9. Calum Scott’s, No Matter What
No matter what, Calum Scott is loved and admired by his parents. No Matter What revolves around this message. Scott describes the hell he endured as a kid due to the cruelty of bullies who picked on him for being “different.” Sometimes, when it seems like the whole world is against you, your own house is the safest place to be.
Unfortunately, as children, we often fail to heed our parents’ counsel. Hearing our mothers advise us to “be ourselves” when we’re being bullied on the playground often falls on deaf ears because, in the view of bullies, “being ourselves” is the underlying cause of the problem.
The older we get, though, the more we understand how reassuring such counsel is, and how it serves to protect us from internalizing the harsh judgments of others. This is the main reason why you should listen to No Matter What again and over again: the message. Each and every one of us can identify with this.
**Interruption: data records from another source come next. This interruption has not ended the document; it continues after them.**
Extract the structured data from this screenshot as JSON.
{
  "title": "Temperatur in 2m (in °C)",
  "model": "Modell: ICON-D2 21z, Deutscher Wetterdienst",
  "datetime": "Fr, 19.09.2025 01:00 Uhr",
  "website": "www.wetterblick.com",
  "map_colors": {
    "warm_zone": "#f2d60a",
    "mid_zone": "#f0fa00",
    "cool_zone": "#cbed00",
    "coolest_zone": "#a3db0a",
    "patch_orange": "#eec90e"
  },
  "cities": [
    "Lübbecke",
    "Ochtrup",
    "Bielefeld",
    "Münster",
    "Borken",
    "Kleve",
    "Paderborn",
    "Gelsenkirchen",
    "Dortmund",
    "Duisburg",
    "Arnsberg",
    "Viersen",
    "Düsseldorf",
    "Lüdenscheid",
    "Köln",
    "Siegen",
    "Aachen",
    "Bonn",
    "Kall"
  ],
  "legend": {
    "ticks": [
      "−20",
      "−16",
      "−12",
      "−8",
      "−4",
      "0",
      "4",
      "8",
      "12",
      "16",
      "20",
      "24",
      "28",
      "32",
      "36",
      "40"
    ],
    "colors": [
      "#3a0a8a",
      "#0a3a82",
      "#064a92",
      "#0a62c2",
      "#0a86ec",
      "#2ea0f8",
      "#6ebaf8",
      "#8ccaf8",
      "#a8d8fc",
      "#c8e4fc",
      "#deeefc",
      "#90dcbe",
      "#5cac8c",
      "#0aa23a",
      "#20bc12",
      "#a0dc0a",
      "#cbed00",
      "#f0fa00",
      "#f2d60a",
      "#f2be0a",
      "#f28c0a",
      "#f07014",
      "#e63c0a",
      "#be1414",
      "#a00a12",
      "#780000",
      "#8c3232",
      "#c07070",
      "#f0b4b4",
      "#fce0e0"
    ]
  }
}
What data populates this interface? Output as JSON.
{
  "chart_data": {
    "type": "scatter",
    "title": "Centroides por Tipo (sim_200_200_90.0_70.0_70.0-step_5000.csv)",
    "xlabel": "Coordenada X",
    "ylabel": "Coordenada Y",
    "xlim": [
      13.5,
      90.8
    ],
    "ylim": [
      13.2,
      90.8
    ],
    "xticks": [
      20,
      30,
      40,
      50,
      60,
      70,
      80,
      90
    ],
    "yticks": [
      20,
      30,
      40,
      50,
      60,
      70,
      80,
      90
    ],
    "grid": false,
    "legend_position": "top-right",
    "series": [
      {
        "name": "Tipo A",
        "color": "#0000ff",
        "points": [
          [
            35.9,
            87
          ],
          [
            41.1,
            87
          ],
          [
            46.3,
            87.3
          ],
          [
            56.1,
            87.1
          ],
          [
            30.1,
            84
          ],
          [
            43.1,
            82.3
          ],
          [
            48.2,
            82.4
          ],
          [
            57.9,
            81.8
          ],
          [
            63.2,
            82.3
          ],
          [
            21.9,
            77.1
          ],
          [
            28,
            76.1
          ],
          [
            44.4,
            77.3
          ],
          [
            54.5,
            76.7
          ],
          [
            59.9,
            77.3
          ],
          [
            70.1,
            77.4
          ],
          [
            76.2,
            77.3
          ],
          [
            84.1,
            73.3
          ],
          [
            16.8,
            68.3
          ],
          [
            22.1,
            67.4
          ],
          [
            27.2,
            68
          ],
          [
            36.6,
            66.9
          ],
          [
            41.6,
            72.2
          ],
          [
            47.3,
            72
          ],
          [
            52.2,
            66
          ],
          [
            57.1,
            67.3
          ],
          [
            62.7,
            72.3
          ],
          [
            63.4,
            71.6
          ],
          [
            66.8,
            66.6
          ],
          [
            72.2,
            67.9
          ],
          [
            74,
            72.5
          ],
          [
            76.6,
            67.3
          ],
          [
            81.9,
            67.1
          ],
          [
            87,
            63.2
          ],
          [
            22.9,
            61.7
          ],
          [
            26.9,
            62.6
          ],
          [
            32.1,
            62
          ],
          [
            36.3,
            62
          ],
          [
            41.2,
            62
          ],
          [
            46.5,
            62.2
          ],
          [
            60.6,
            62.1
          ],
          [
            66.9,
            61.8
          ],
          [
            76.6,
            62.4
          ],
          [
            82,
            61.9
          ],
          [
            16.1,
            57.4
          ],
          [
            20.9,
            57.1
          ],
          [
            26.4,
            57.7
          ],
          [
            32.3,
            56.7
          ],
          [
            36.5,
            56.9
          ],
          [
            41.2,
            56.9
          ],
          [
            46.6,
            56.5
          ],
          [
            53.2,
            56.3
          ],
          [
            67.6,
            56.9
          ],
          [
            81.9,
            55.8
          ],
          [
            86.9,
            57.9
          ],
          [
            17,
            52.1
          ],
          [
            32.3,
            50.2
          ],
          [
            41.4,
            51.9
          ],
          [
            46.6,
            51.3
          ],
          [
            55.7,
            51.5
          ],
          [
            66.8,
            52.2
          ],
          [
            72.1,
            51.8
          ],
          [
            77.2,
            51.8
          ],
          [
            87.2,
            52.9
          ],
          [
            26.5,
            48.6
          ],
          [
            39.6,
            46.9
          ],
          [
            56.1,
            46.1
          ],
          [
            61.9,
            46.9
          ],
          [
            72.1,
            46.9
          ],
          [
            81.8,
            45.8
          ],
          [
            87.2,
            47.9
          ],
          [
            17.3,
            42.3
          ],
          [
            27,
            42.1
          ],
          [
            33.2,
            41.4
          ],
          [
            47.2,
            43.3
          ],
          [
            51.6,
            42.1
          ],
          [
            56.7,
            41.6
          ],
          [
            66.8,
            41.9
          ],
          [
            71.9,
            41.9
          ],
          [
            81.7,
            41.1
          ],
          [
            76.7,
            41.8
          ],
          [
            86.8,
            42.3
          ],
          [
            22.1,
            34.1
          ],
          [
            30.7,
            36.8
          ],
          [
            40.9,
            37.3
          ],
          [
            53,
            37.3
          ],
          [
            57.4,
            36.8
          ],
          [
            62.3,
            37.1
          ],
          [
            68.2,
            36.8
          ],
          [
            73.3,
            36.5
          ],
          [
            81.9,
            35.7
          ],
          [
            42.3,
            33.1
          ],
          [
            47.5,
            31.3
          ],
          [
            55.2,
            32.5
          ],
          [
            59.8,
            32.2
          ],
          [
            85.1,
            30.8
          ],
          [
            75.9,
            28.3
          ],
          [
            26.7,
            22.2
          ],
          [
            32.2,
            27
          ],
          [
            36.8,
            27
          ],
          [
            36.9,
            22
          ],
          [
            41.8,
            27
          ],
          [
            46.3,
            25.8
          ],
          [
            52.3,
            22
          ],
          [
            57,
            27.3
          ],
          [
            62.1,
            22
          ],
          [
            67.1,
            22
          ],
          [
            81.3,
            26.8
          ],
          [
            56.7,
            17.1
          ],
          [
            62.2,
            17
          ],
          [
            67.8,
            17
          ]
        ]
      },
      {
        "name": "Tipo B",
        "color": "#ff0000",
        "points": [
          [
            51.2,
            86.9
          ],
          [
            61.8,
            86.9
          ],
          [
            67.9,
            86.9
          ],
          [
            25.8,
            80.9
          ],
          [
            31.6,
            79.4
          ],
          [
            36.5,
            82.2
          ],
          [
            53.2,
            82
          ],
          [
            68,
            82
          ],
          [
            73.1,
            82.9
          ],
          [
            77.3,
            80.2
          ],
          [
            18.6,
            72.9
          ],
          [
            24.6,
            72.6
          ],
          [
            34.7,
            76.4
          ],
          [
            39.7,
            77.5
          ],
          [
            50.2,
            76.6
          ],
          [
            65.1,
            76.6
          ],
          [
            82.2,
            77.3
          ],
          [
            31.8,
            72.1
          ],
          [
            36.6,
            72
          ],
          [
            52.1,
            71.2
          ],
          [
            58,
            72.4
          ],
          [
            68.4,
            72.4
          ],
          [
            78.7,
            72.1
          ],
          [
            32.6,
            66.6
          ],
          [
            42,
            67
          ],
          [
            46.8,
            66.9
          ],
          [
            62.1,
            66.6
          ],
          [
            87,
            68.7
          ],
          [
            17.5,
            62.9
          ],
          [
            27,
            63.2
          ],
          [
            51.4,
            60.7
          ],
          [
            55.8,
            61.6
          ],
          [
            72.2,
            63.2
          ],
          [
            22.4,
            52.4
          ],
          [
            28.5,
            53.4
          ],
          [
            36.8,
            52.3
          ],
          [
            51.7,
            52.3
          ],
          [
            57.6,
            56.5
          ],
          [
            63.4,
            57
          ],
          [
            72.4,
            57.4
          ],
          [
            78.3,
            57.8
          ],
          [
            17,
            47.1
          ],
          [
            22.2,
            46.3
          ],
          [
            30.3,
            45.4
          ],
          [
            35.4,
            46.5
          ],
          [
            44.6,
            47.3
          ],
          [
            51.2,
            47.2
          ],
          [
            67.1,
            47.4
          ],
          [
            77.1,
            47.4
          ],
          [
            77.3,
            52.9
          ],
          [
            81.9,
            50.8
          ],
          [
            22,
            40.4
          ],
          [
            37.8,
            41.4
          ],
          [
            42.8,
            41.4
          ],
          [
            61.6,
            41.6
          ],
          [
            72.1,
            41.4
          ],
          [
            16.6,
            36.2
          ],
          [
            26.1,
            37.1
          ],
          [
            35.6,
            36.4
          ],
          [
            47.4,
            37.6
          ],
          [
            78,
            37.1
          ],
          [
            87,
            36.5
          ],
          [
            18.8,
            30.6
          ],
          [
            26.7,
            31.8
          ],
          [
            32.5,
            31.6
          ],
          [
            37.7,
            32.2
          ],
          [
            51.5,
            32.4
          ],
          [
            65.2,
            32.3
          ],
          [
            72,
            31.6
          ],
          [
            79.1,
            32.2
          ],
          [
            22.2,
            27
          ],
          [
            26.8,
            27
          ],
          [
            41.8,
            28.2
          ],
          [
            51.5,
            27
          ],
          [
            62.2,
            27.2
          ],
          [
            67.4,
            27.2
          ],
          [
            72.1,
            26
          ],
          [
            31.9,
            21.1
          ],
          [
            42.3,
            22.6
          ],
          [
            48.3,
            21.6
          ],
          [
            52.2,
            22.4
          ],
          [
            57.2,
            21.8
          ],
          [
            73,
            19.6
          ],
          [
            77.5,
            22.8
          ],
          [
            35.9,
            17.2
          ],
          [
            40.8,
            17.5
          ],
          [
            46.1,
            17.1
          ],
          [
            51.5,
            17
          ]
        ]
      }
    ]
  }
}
10. Forest Blakk and Meghan Trainor’s “If You Love Her”
When a woman entrusts her heart to you, you have a responsibility to keep it safe. that’s the song’s theme:
“If she gives you her heart, don’t break it. In your arms, she should feel secure. She is the most wonderful thing that could happen to you. If you show her affection, she will return the favor.
The significance of this message about what it means to be in a relationship cannot be overstated. Being the person your girlfriend can depend on is more important than simply being present.
If someone gives you their heart, you have a responsibility to keep it safe. In spite of the potential difficulties ahead, you should always be there to lend a sympathetic ear, offer sound advise, provide solace, cheer someone up, and show them they are loved no matter what.
Final thoughts on songs about protecting someone you love
In this post, we discussed several different ways to protect a loved one from harm, whether it be from external threats or from within the person’s own mind and heart. Among these ten songs about protecting someone you love, we hope at least one or two have struck a chord with you.